Ma in veste di procuratore del TPI è sembrato troppo condizionato dall’establishment USA, soprattutto quando si è prestato alla ridicola operazione mediatica contro Joseph Kony, criminale di guerra ugandese (“Make Kony famous”: un video di un giornalista americano che chiedeva al governo americano di arrestare entro l’anno 2012 il criminale di guerra, un video che ha ottenuto oltre 80 milioni di sottoscrizioni on line, un’operazione di marketing) . Per l’opinione pubblica americana, c’è sempre qualcuno che veste i panni del cattivo, e ovviamente gli USA hanno il dovere morale di punirlo, a prescindere da qualsiasi legge, operando da sceriffo del mondo.

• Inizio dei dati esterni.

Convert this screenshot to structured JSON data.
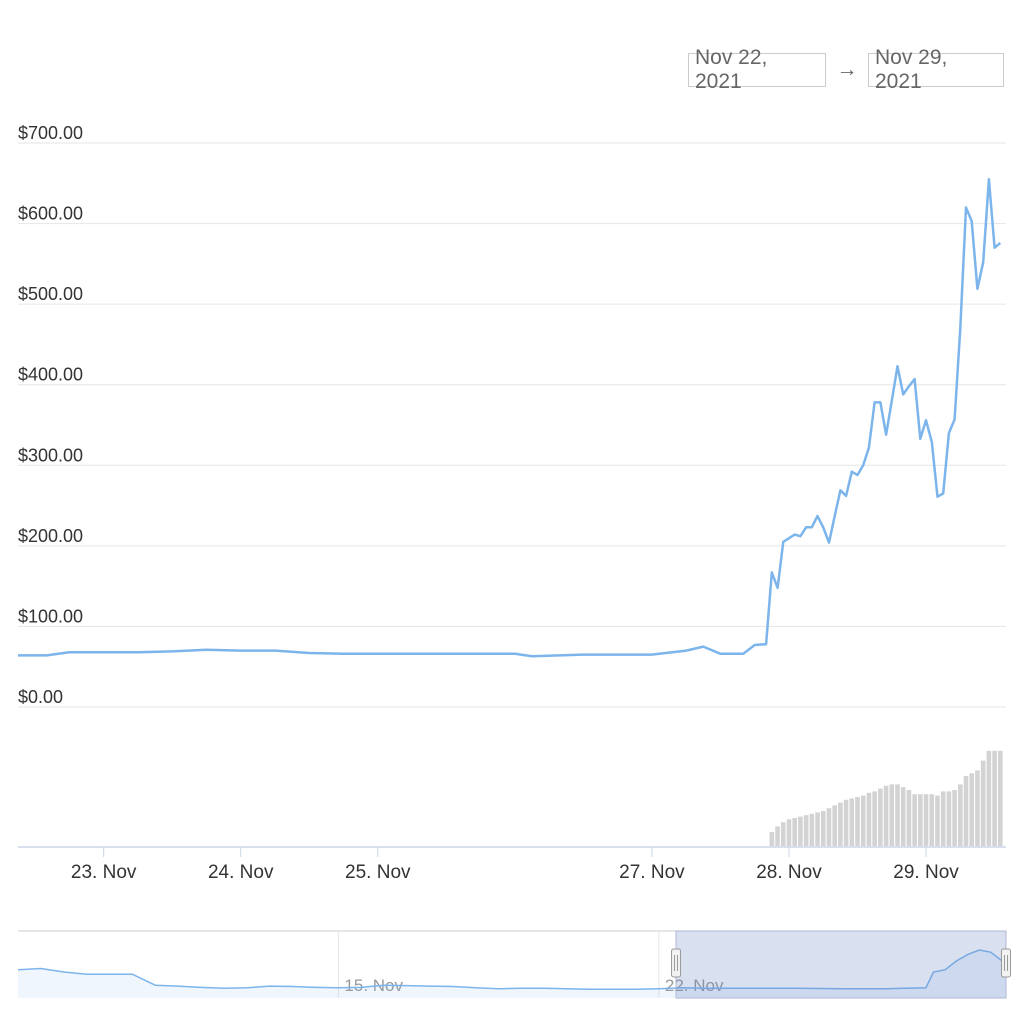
{
  "date_range": {
    "from": "Nov 22, 2021",
    "arrow": "→",
    "to": "Nov 29, 2021"
  },
  "chart_data": {
    "type": "line",
    "y_axis": {
      "range": [
        0,
        700
      ],
      "ticks": [
        0,
        100,
        200,
        300,
        400,
        500,
        600,
        700
      ],
      "tick_labels": [
        "$0.00",
        "$100.00",
        "$200.00",
        "$300.00",
        "$400.00",
        "$500.00",
        "$600.00",
        "$700.00"
      ],
      "grid": true
    },
    "x_axis": {
      "range": [
        "2021-11-22T09:00",
        "2021-11-29T14:00"
      ],
      "tick_labels": [
        {
          "at": "2021-11-23",
          "label": "23. Nov"
        },
        {
          "at": "2021-11-24",
          "label": "24. Nov"
        },
        {
          "at": "2021-11-25",
          "label": "25. Nov"
        },
        {
          "at": "2021-11-27",
          "label": "27. Nov"
        },
        {
          "at": "2021-11-28",
          "label": "28. Nov"
        },
        {
          "at": "2021-11-29",
          "label": "29. Nov"
        }
      ]
    },
    "series": [
      {
        "type": "line",
        "color": "#7cb5ec",
        "points": [
          [
            "2021-11-22T09:00",
            64
          ],
          [
            "2021-11-22T14:00",
            64
          ],
          [
            "2021-11-22T18:00",
            68
          ],
          [
            "2021-11-23T00:00",
            68
          ],
          [
            "2021-11-23T06:00",
            68
          ],
          [
            "2021-11-23T12:00",
            69
          ],
          [
            "2021-11-23T18:00",
            71
          ],
          [
            "2021-11-24T00:00",
            70
          ],
          [
            "2021-11-24T06:00",
            70
          ],
          [
            "2021-11-24T12:00",
            67
          ],
          [
            "2021-11-24T18:00",
            66
          ],
          [
            "2021-11-25T00:00",
            66
          ],
          [
            "2021-11-25T12:00",
            66
          ],
          [
            "2021-11-26T00:00",
            66
          ],
          [
            "2021-11-26T03:00",
            63
          ],
          [
            "2021-11-26T12:00",
            65
          ],
          [
            "2021-11-27T00:00",
            65
          ],
          [
            "2021-11-27T06:00",
            70
          ],
          [
            "2021-11-27T09:00",
            75
          ],
          [
            "2021-11-27T12:00",
            66
          ],
          [
            "2021-11-27T16:00",
            66
          ],
          [
            "2021-11-27T18:00",
            77
          ],
          [
            "2021-11-27T20:00",
            78
          ],
          [
            "2021-11-27T21:00",
            167
          ],
          [
            "2021-11-27T22:00",
            148
          ],
          [
            "2021-11-27T23:00",
            205
          ],
          [
            "2021-11-28T01:00",
            214
          ],
          [
            "2021-11-28T02:00",
            212
          ],
          [
            "2021-11-28T03:00",
            223
          ],
          [
            "2021-11-28T04:00",
            223
          ],
          [
            "2021-11-28T05:00",
            237
          ],
          [
            "2021-11-28T06:00",
            223
          ],
          [
            "2021-11-28T07:00",
            204
          ],
          [
            "2021-11-28T08:00",
            237
          ],
          [
            "2021-11-28T09:00",
            269
          ],
          [
            "2021-11-28T10:00",
            262
          ],
          [
            "2021-11-28T11:00",
            292
          ],
          [
            "2021-11-28T12:00",
            288
          ],
          [
            "2021-11-28T13:00",
            300
          ],
          [
            "2021-11-28T14:00",
            322
          ],
          [
            "2021-11-28T15:00",
            378
          ],
          [
            "2021-11-28T16:00",
            378
          ],
          [
            "2021-11-28T17:00",
            338
          ],
          [
            "2021-11-28T18:00",
            380
          ],
          [
            "2021-11-28T19:00",
            423
          ],
          [
            "2021-11-28T20:00",
            388
          ],
          [
            "2021-11-28T21:00",
            398
          ],
          [
            "2021-11-28T22:00",
            407
          ],
          [
            "2021-11-28T23:00",
            333
          ],
          [
            "2021-11-29T00:00",
            356
          ],
          [
            "2021-11-29T01:00",
            329
          ],
          [
            "2021-11-29T02:00",
            261
          ],
          [
            "2021-11-29T03:00",
            265
          ],
          [
            "2021-11-29T04:00",
            340
          ],
          [
            "2021-11-29T05:00",
            357
          ],
          [
            "2021-11-29T06:00",
            470
          ],
          [
            "2021-11-29T07:00",
            620
          ],
          [
            "2021-11-29T08:00",
            603
          ],
          [
            "2021-11-29T09:00",
            519
          ],
          [
            "2021-11-29T10:00",
            552
          ],
          [
            "2021-11-29T11:00",
            655
          ],
          [
            "2021-11-29T12:00",
            570
          ],
          [
            "2021-11-29T13:00",
            576
          ]
        ]
      },
      {
        "type": "column",
        "color": "#d3d3d3",
        "points": [
          [
            "2021-11-27T21:00",
            0.1
          ],
          [
            "2021-11-27T22:00",
            0.14
          ],
          [
            "2021-11-27T23:00",
            0.17
          ],
          [
            "2021-11-28T00:00",
            0.19
          ],
          [
            "2021-11-28T01:00",
            0.2
          ],
          [
            "2021-11-28T02:00",
            0.21
          ],
          [
            "2021-11-28T03:00",
            0.22
          ],
          [
            "2021-11-28T04:00",
            0.23
          ],
          [
            "2021-11-28T05:00",
            0.24
          ],
          [
            "2021-11-28T06:00",
            0.25
          ],
          [
            "2021-11-28T07:00",
            0.27
          ],
          [
            "2021-11-28T08:00",
            0.29
          ],
          [
            "2021-11-28T09:00",
            0.31
          ],
          [
            "2021-11-28T10:00",
            0.33
          ],
          [
            "2021-11-28T11:00",
            0.34
          ],
          [
            "2021-11-28T12:00",
            0.35
          ],
          [
            "2021-11-28T13:00",
            0.36
          ],
          [
            "2021-11-28T14:00",
            0.38
          ],
          [
            "2021-11-28T15:00",
            0.39
          ],
          [
            "2021-11-28T16:00",
            0.41
          ],
          [
            "2021-11-28T17:00",
            0.43
          ],
          [
            "2021-11-28T18:00",
            0.44
          ],
          [
            "2021-11-28T19:00",
            0.44
          ],
          [
            "2021-11-28T20:00",
            0.42
          ],
          [
            "2021-11-28T21:00",
            0.4
          ],
          [
            "2021-11-28T22:00",
            0.37
          ],
          [
            "2021-11-28T23:00",
            0.37
          ],
          [
            "2021-11-29T00:00",
            0.37
          ],
          [
            "2021-11-29T01:00",
            0.37
          ],
          [
            "2021-11-29T02:00",
            0.36
          ],
          [
            "2021-11-29T03:00",
            0.39
          ],
          [
            "2021-11-29T04:00",
            0.39
          ],
          [
            "2021-11-29T05:00",
            0.4
          ],
          [
            "2021-11-29T06:00",
            0.44
          ],
          [
            "2021-11-29T07:00",
            0.5
          ],
          [
            "2021-11-29T08:00",
            0.52
          ],
          [
            "2021-11-29T09:00",
            0.54
          ],
          [
            "2021-11-29T10:00",
            0.61
          ],
          [
            "2021-11-29T11:00",
            0.68
          ],
          [
            "2021-11-29T12:00",
            0.68
          ],
          [
            "2021-11-29T13:00",
            0.68
          ]
        ]
      }
    ],
    "navigator": {
      "tick_labels": [
        "15. Nov",
        "22. Nov"
      ],
      "selected_range": [
        "2021-11-22T09:00",
        "2021-11-29T14:00"
      ],
      "points": [
        [
          "2021-11-08T00:00",
          0.55
        ],
        [
          "2021-11-08T12:00",
          0.58
        ],
        [
          "2021-11-09T00:00",
          0.5
        ],
        [
          "2021-11-09T12:00",
          0.45
        ],
        [
          "2021-11-10T00:00",
          0.45
        ],
        [
          "2021-11-10T12:00",
          0.45
        ],
        [
          "2021-11-11T00:00",
          0.2
        ],
        [
          "2021-11-11T12:00",
          0.18
        ],
        [
          "2021-11-12T00:00",
          0.15
        ],
        [
          "2021-11-12T12:00",
          0.13
        ],
        [
          "2021-11-13T00:00",
          0.14
        ],
        [
          "2021-11-13T12:00",
          0.18
        ],
        [
          "2021-11-14T00:00",
          0.17
        ],
        [
          "2021-11-14T12:00",
          0.15
        ],
        [
          "2021-11-15T00:00",
          0.14
        ],
        [
          "2021-11-15T12:00",
          0.15
        ],
        [
          "2021-11-16T00:00",
          0.2
        ],
        [
          "2021-11-16T12:00",
          0.19
        ],
        [
          "2021-11-17T00:00",
          0.18
        ],
        [
          "2021-11-17T12:00",
          0.17
        ],
        [
          "2021-11-18T00:00",
          0.14
        ],
        [
          "2021-11-18T12:00",
          0.12
        ],
        [
          "2021-11-19T00:00",
          0.13
        ],
        [
          "2021-11-19T12:00",
          0.13
        ],
        [
          "2021-11-20T00:00",
          0.12
        ],
        [
          "2021-11-20T12:00",
          0.11
        ],
        [
          "2021-11-21T00:00",
          0.11
        ],
        [
          "2021-11-21T12:00",
          0.11
        ],
        [
          "2021-11-22T00:00",
          0.12
        ],
        [
          "2021-11-22T12:00",
          0.14
        ],
        [
          "2021-11-23T00:00",
          0.13
        ],
        [
          "2021-11-24T00:00",
          0.13
        ],
        [
          "2021-11-25T00:00",
          0.13
        ],
        [
          "2021-11-26T00:00",
          0.12
        ],
        [
          "2021-11-27T00:00",
          0.12
        ],
        [
          "2021-11-27T20:00",
          0.14
        ],
        [
          "2021-11-28T00:00",
          0.5
        ],
        [
          "2021-11-28T06:00",
          0.55
        ],
        [
          "2021-11-28T12:00",
          0.75
        ],
        [
          "2021-11-28T18:00",
          0.9
        ],
        [
          "2021-11-29T00:00",
          1.0
        ],
        [
          "2021-11-29T06:00",
          0.95
        ],
        [
          "2021-11-29T12:00",
          0.75
        ],
        [
          "2021-11-29T14:00",
          0.8
        ]
      ]
    }
  }
}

L’Africa purtroppo pullula di capi banda in divisa disposti a tutto per avere un po’ di potere.. Ma certo non è solo sul suolo africano che si sono visti crimini di guerra e contro l’umanità.
In realtà, contro la presunta parzialità del Tribunale (“ve la prendete solo con i paesi poveri”), si sono pronunciati i governi africani molto più della gente comune, in molti casi ben felice di vedere banditi ed ex potenti alla sbarra. .Però resta il problema della sostanziale impunità dei paesi più forti.
Il nuovo procuratore capo è una donna africana, Fatou Bensouda. Classe 1961, originaria di una famiglia musulmana poligamica, Bensouda ha lavorato per anni come magistrato nel suo paese, il Gambia. Il fatto che la sua carriera, da tutti considerata brillante, sia avvenuta in un paese guidato da un presidente militare, non certo un campione di democrazia, non è ben visto dai più critici (come il fatto di essere stata per anni la vice di Moreno Ocampo). Ma Bensouda si è fatta conoscere anche per l’indipendenza e la fermezza: vedremo come si muoverà. Fatto sta che da oggi (o meglio, dal primo aprile) sarà molto più difficile per Israele intervenire in Palestina con la pretesa di farsi “giustizia” da sé, al di sopra di ogni legge che non sia la propria. C’era un grande bisogno di iniziare l’anno con una buona notizia sul fronte della guerra: la forza della legge contro la legge della forza.